Check out our latest analysis for Yotai Refractories

Yotai Refractories' Earnings Easily Cover The Distributions

Impressive dividend yields are good, but this doesn't matter much if the payments can't be sustained. Before making this announcement, Yotai Refractories was paying a whopping 171% as a dividend, but this only made up 39% of its overall earnings. While the business may be attempting to set a balanced dividend policy, a cash payout ratio this high might expose the dividend to being cut if the business ran into some challenges.

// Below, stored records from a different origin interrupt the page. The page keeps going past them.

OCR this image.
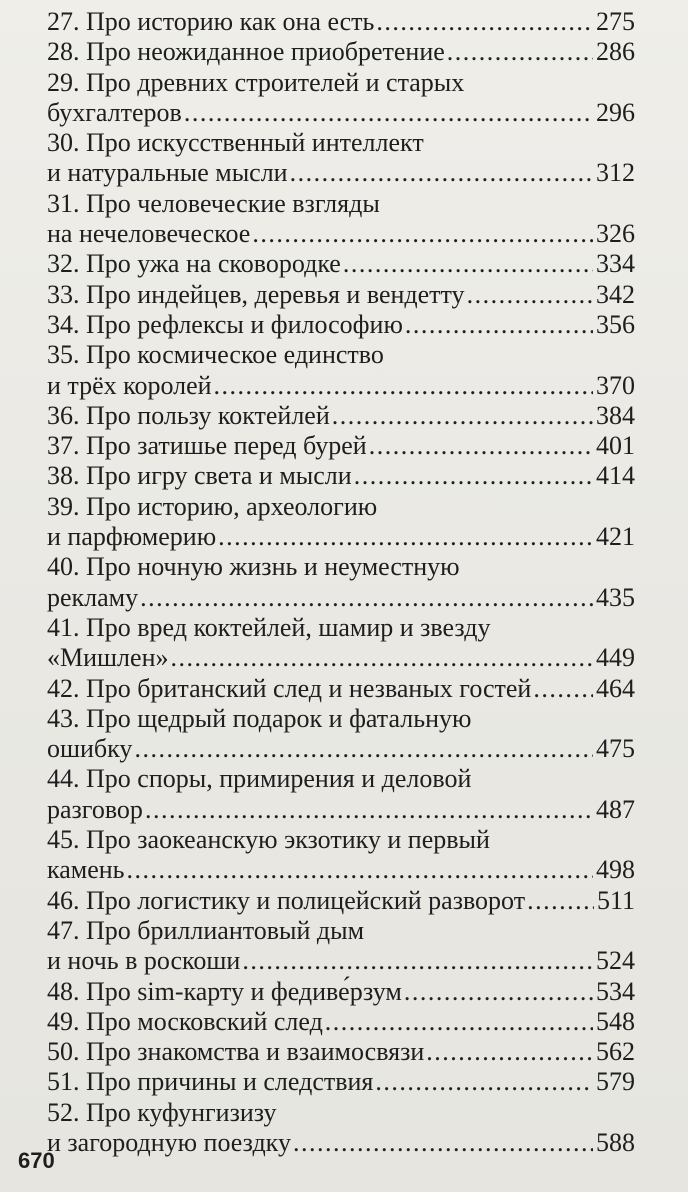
27. Про историю как она есть .....	275
28. Про неожиданное приобретение .....	286
29. Про древних строителей и старых
бухгалтеров .....	296
30. Про искусственный интеллект
и натуральные мысли .....	312
31. Про человеческие взгляды
на нечеловеческое .....	326
32. Про ужа на сковородке .....	334
33. Про индейцев, деревья и вендетту .....	342
34. Про рефлексы и философию .....	356
35. Про космическое единство
и трёх королей .....	370
36. Про пользу коктейлей .....	384
37. Про затишье перед бурей .....	401
38. Про игру света и мысли .....	414
39. Про историю, археологию
и парфюмерию .....	421
40. Про ночную жизнь и неуместную
рекламу .....	435
41. Про вред коктейлей, шамир и звезду
«Мишлен» .....	449
42. Про британский след и незваных гостей ..... 464
43. Про щедрый подарок и фатальную
ошибку .....	475
44. Про споры, примирения и деловой
разговор .....	487
45. Про заокеанскую экзотику и первый
камень .....	498
46. Про логистику и полицейский разворот .....	511
47. Про бриллиантовый дым
и ночь в роскоши .....	524
48. Про sim-карту и федиве́рзум .....	534
49. Про московский след .....	548
50. Про знакомства и взаимосвязи .....	562
51. Про причины и следствия .....	579
52. Про куфунгизизу
и загородную поездку .....	588
670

EPS is set to fall by 4.9% over the next 12 months. Assuming the dividend continues along recent trends, we believe the payout ratio could be 35%, which we are pretty comfortable with and we think is feasible on an earnings basis.

historic-dividend
TSE:5357 Historic Dividend February 28th 2024

Dividend Volatility

The company has a long dividend track record, but it doesn't look great with cuts in the past. Since 2014, the annual payment back then was ¥10.00, compared to the most recent full-year payment of ¥50.00. This works out to be a compound annual growth rate (CAGR) of approximately 17% a year over that time. Yotai Refractories has grown distributions at a rapid rate despite cutting the dividend at least once in the past. Companies that cut once often cut again, so we would be cautious about buying this stock solely for the dividend income.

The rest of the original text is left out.